One of the unique difficulties of moving is finding a new church after being plugged in somewhere. Jess and I went a year here in Sacramento before stumbling onto a unique church with a really big heart.
The biggest hurdle I had to clear was not looking for the exact replica of the church I had just left. I wasn't just comfortable at my old church, I was fully integrated after helping build it from scratch. Fourteen years of personal ownership of a Christian body will make pulling up roots a painful and disillusioning experience.
As much as I tried, I could not help but judge every church by my former home. The preaching was weak. The worship, while aesthetically attractive to the ear, was not heartfelt. The church's theology was too rigid or too weak. Church leadership seemed unstable. No church could compare to the one I'd just left.

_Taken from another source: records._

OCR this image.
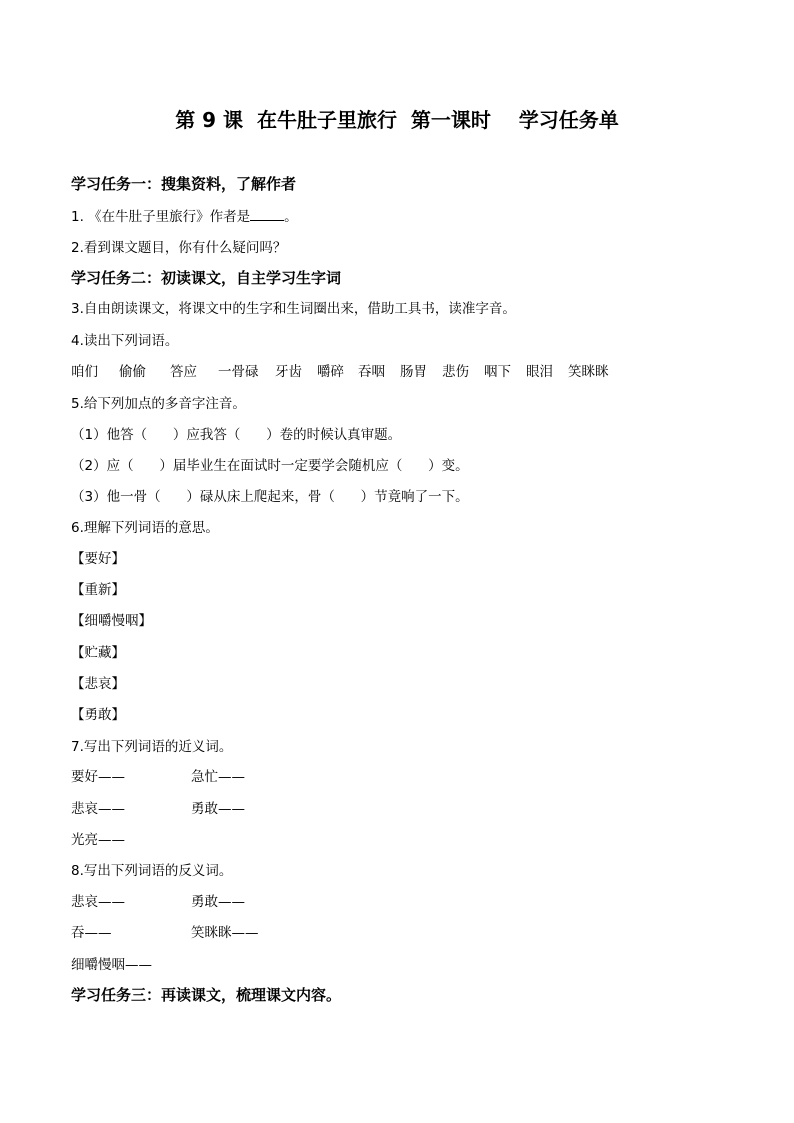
第 9 课  在牛肚子里旅行  第一课时    学习任务单
学习任务一：搜集资料，了解作者
1. 《在牛肚子里旅行》作者是	。
2.看到课文题目，你有什么疑问吗？
学习任务二：初读课文，自主学习生字词
3.自由朗读课文，将课文中的生字和生词圈出来，借助工具书，读准字音。
4.读出下列词语。

咱们

偷偷

答应

一骨碌

牙齿

嚼碎

吞咽

肠胃

悲伤

咽下

眼泪

笑眯眯

5.给下列加点的多音字注音。
（1）他答（      ）应我答（      ）卷的时候认真审题。
（2）应（      ）届毕业生在面试时一定要学会随机应（      ）变。
（3）他一骨（      ）碌从床上爬起来，骨（      ）节竟响了一下。
6.理解下列词语的意思。
【要好】
【重新】
【细嚼慢咽】
【贮藏】
【悲哀】
【勇敢】
7.写出下列词语的近义词。
要好——	急忙——
悲哀——	勇敢——
光亮——
8.写出下列词语的反义词。
悲哀——	勇敢——
吞——	笑眯眯——
细嚼慢咽——
学习任务三：再读课文，梳理课文内容。
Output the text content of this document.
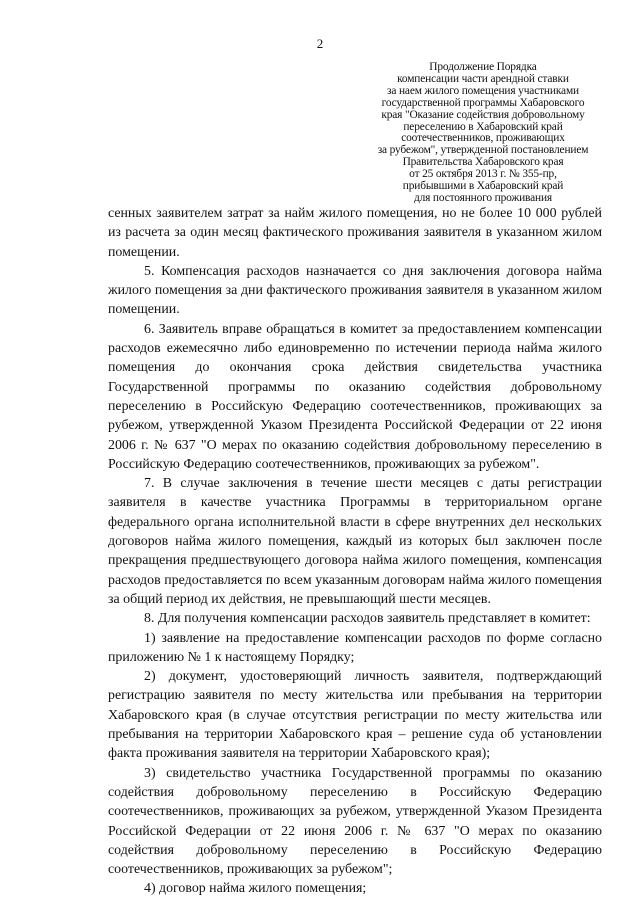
2
Продолжение Порядка
компенсации части арендной ставки
за наем жилого помещения участниками
государственной программы Хабаровского
края "Оказание содействия добровольному
переселению в Хабаровский край
соотечественников, проживающих
за рубежом", утвержденной постановлением
Правительства Хабаровского края
от 25 октября 2013 г. № 355-пр,
прибывшими в Хабаровский край
для постоянного проживания

сенных заявителем затрат за найм жилого помещения, но не более 10 000 рублей из расчета за один месяц фактического проживания заявителя в указанном жилом помещении.

5. Компенсация расходов назначается со дня заключения договора найма жилого помещения за дни фактического проживания заявителя в указанном жилом помещении.

6. Заявитель вправе обращаться в комитет за предоставлением компенсации расходов ежемесячно либо единовременно по истечении периода найма жилого помещения до окончания срока действия свидетельства участника Государственной программы по оказанию содействия добровольному переселению в Российскую Федерацию соотечественников, проживающих за рубежом, утвержденной Указом Президента Российской Федерации от 22 июня 2006 г. № 637 "О мерах по оказанию содействия добровольному переселению в Российскую Федерацию соотечественников, проживающих за рубежом".

7. В случае заключения в течение шести месяцев с даты регистрации заявителя в качестве участника Программы в территориальном органе федерального органа исполнительной власти в сфере внутренних дел нескольких договоров найма жилого помещения, каждый из которых был заключен после прекращения предшествующего договора найма жилого помещения, компенсация расходов предоставляется по всем указанным договорам найма жилого помещения за общий период их действия, не превышающий шести месяцев.

8. Для получения компенсации расходов заявитель представляет в комитет:

1) заявление на предоставление компенсации расходов по форме согласно приложению № 1 к настоящему Порядку;

2) документ, удостоверяющий личность заявителя, подтверждающий регистрацию заявителя по месту жительства или пребывания на территории Хабаровского края (в случае отсутствия регистрации по месту жительства или пребывания на территории Хабаровского края – решение суда об установлении факта проживания заявителя на территории Хабаровского края);

3) свидетельство участника Государственной программы по оказанию содействия добровольному переселению в Российскую Федерацию соотечественников, проживающих за рубежом, утвержденной Указом Президента Российской Федерации от 22 июня 2006 г. № 637 "О мерах по оказанию содействия добровольному переселению в Российскую Федерацию соотечественников, проживающих за рубежом";

4) договор найма жилого помещения;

The reality is the church I grew up in is not perfect -- otherwise I could not have been a member. I know now that I am returning, it will not be the idealized embodiment of Christ God had for a local house. Friends will have left. New people have stepped in and left their imprint. Music has changed. There are more teachers, and two new worship leaders. The basic "what one does we all do" ministry has been exchanged in favor of an expansive outreach based on shared interests, because the church has doubled in size in two years. Instead of rallying around raising church funds for a building project, there will be debates whether to put more money into missionary outreach or something else the elders think is important.

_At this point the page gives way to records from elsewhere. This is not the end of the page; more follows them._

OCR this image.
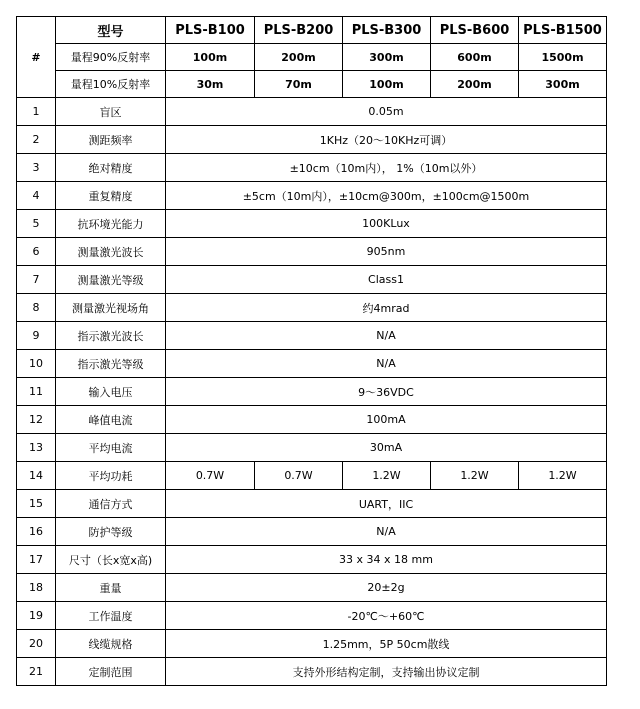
#	型号	PLS-B100	PLS-B200	PLS-B300	PLS-B600	PLS-B1500
	量程90%反射率	100m	200m	300m	600m	1500m
	量程10%反射率	30m	70m	100m	200m	300m
1	盲区	0.05m				
2	测距频率	1KHz（20～10KHz可调）				
3	绝对精度	±10cm（10m内）， 1%（10m以外）				
4	重复精度	±5cm（10m内），±10cm@300m，±100cm@1500m				
5	抗环境光能力	100KLux				
6	测量激光波长	905nm				
7	测量激光等级	Class1				
8	测量激光视场角	约4mrad				
9	指示激光波长	N/A				
10	指示激光等级	N/A				
11	输入电压	9～36VDC				
12	峰值电流	100mA				
13	平均电流	30mA				
14	平均功耗	0.7W	0.7W	1.2W	1.2W	1.2W
15	通信方式	UART，IIC				
16	防护等级	N/A				
17	尺寸（长x宽x高)	33 x 34 x 18 mm				
18	重量	20±2g				
19	工作温度	-20℃～+60℃				
20	线缆规格	1.25mm，5P 50cm散线				
21	定制范围	支持外形结构定制，支持输出协议定制				
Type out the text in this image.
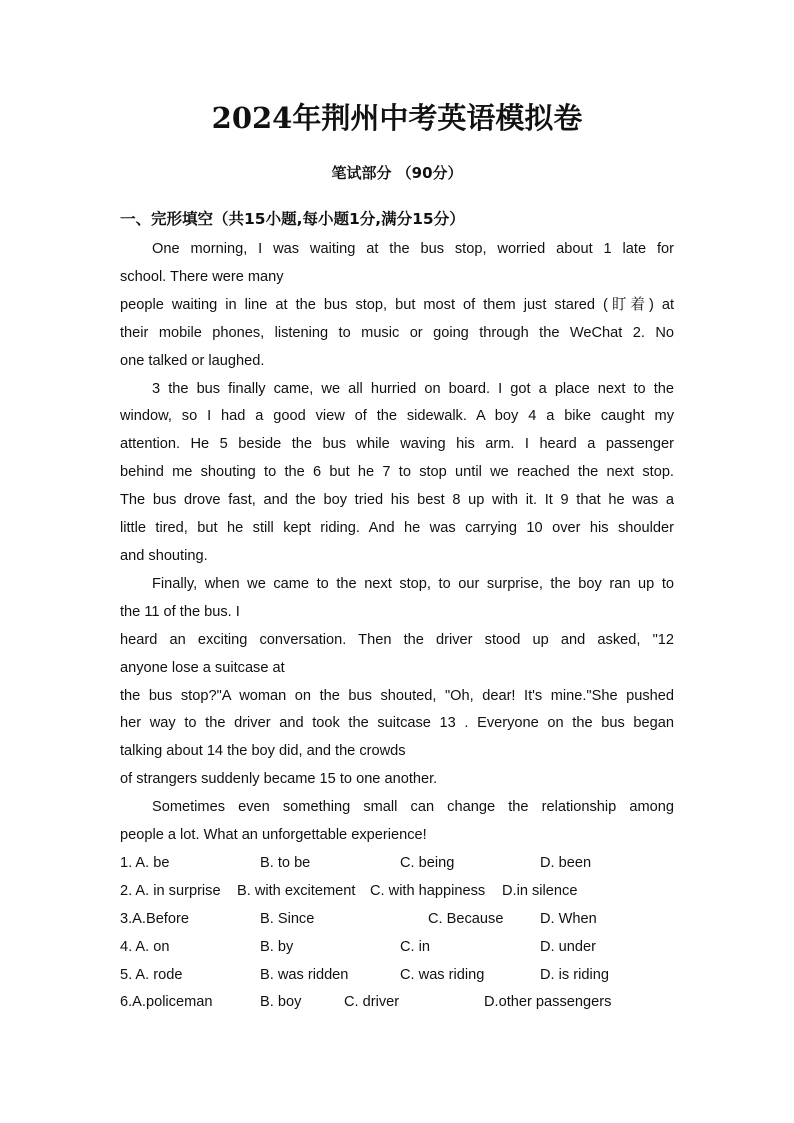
2024年荆州中考英语模拟卷
笔试部分 （90分）
一、完形填空（共15小题,每小题1分,满分15分）
One morning, I was waiting at the bus stop, worried about 1 late for
school. There were many
people waiting in line at the bus stop, but most of them just stared (盯着) at
their mobile phones, listening to music or going through the WeChat 2. No
one talked or laughed.
3 the bus finally came, we all hurried on board. I got a place next to the
window, so I had a good view of the sidewalk. A boy 4 a bike caught my
attention. He 5 beside the bus while waving his arm. I heard a passenger
behind me shouting to the 6 but he 7 to stop until we reached the next stop.
The bus drove fast, and the boy tried his best 8 up with it. It 9 that he was a
little tired, but he still kept riding. And he was carrying 10 over his shoulder
and shouting.
Finally, when we came to the next stop, to our surprise, the boy ran up to
the 11 of the bus. I
heard an exciting conversation. Then the driver stood up and asked, "12
anyone lose a suitcase at
the bus stop?"A woman on the bus shouted, "Oh, dear! It's mine."She pushed
her way to the driver and took the suitcase 13 . Everyone on the bus began
talking about 14 the boy did, and the crowds
of strangers suddenly became 15 to one another.
Sometimes even something small can change the relationship among
people a lot. What an unforgettable experience!
1. A. be	B. to be	C. being	D. been
2. A. in surprise B. with excitement C. with happiness D.in silence
3.A.Before	B. Since	C. Because	D. When
4. A. on	B. by	C. in	D. under
5. A. rode	B. was ridden	C. was riding	D. is riding
6.A.policeman	B. boy	C. driver	D.other passengers
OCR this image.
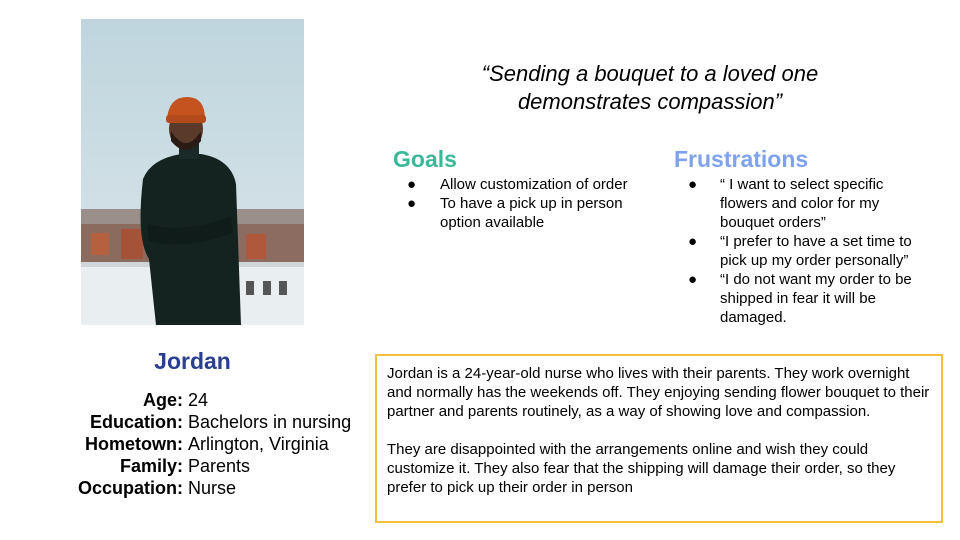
Jordan
Age: 24
Education: Bachelors in nursing
Hometown: Arlington, Virginia
Family: Parents
Occupation: Nurse
“Sending a bouquet to a loved one demonstrates compassion”
Goals
● Allow customization of order
● To have a pick up in person option available
Frustrations
● “ I want to select specific flowers and color for my bouquet orders”
● “I prefer to have a set time to pick up my order personally”
● “I do not want my order to be shipped in fear it will be damaged.

Jordan is a 24-year-old nurse who lives with their parents. They work overnight and normally has the weekends off. They enjoying sending flower bouquet to their partner and parents routinely, as a way of showing love and compassion.

They are disappointed with the arrangements online and wish they could customize it. They also fear that the shipping will damage their order, so they prefer to pick up their order in person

What was revolutionary has become established. What was unique has become ordinary. I am not going home to that old church. It no longer exists.

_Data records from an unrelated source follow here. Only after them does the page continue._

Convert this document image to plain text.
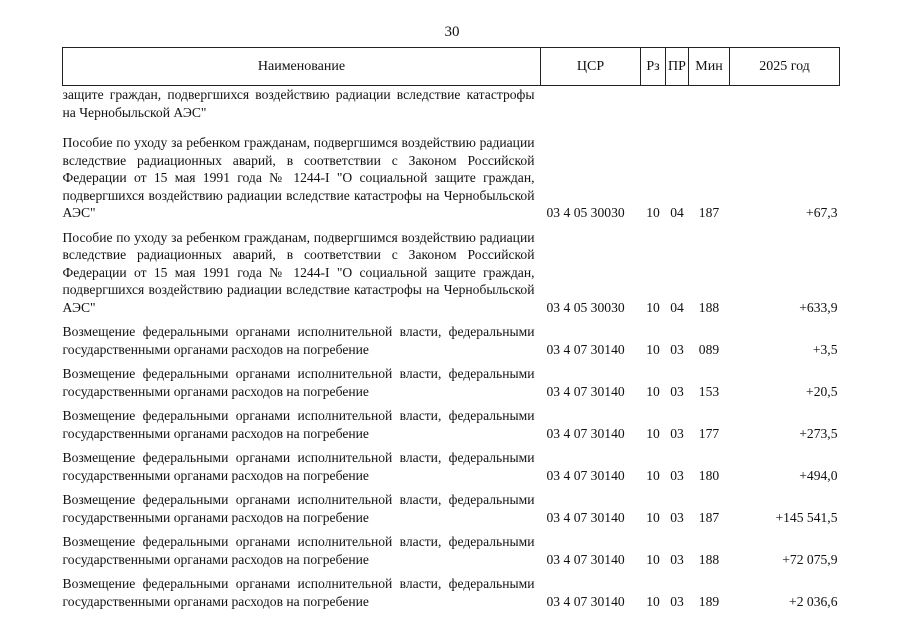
30
Наименование	ЦСР	Рз	ПР	Мин	2025 год
защите граждан, подвергшихся воздействию радиации вследствие катастрофы на Чернобыльской АЭС"					
Пособие по уходу за ребенком гражданам, подвергшимся воздействию радиации вследствие радиационных аварий, в соответствии с Законом Российской Федерации от 15 мая 1991 года № 1244-I "О социальной защите граждан, подвергшихся воздействию радиации вследствие катастрофы на Чернобыльской АЭС"	03 4 05 30030	10	04	187	+67,3
Пособие по уходу за ребенком гражданам, подвергшимся воздействию радиации вследствие радиационных аварий, в соответствии с Законом Российской Федерации от 15 мая 1991 года № 1244-I "О социальной защите граждан, подвергшихся воздействию радиации вследствие катастрофы на Чернобыльской АЭС"	03 4 05 30030	10	04	188	+633,9
Возмещение федеральными органами исполнительной власти, федеральными государственными органами расходов на погребение	03 4 07 30140	10	03	089	+3,5
Возмещение федеральными органами исполнительной власти, федеральными государственными органами расходов на погребение	03 4 07 30140	10	03	153	+20,5
Возмещение федеральными органами исполнительной власти, федеральными государственными органами расходов на погребение	03 4 07 30140	10	03	177	+273,5
Возмещение федеральными органами исполнительной власти, федеральными государственными органами расходов на погребение	03 4 07 30140	10	03	180	+494,0
Возмещение федеральными органами исполнительной власти, федеральными государственными органами расходов на погребение	03 4 07 30140	10	03	187	+145 541,5
Возмещение федеральными органами исполнительной власти, федеральными государственными органами расходов на погребение	03 4 07 30140	10	03	188	+72 075,9
Возмещение федеральными органами исполнительной власти, федеральными государственными органами расходов на погребение	03 4 07 30140	10	03	189	+2 036,6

I write all this for my benefit. I need to remind myself I cannot go back to that moment in time no more than I can recapture the zeal of my youth. What I'm returning to will have different people with different needs. My role will be much different, probably much less visible.
Still, it will be good to return to my old friends that have stayed. Not to elevate their status too much, but I've not had the good fortune of developing close ties with such good people any place else. I've met some fantastic Christians, but these people at home are my family and I love them because of the burdens we shared when the future was not so vividly optimistic.
At a time when my confidence has been beaten to a pulp, it is good to know there are people Christ has put in my life to brace my retreat.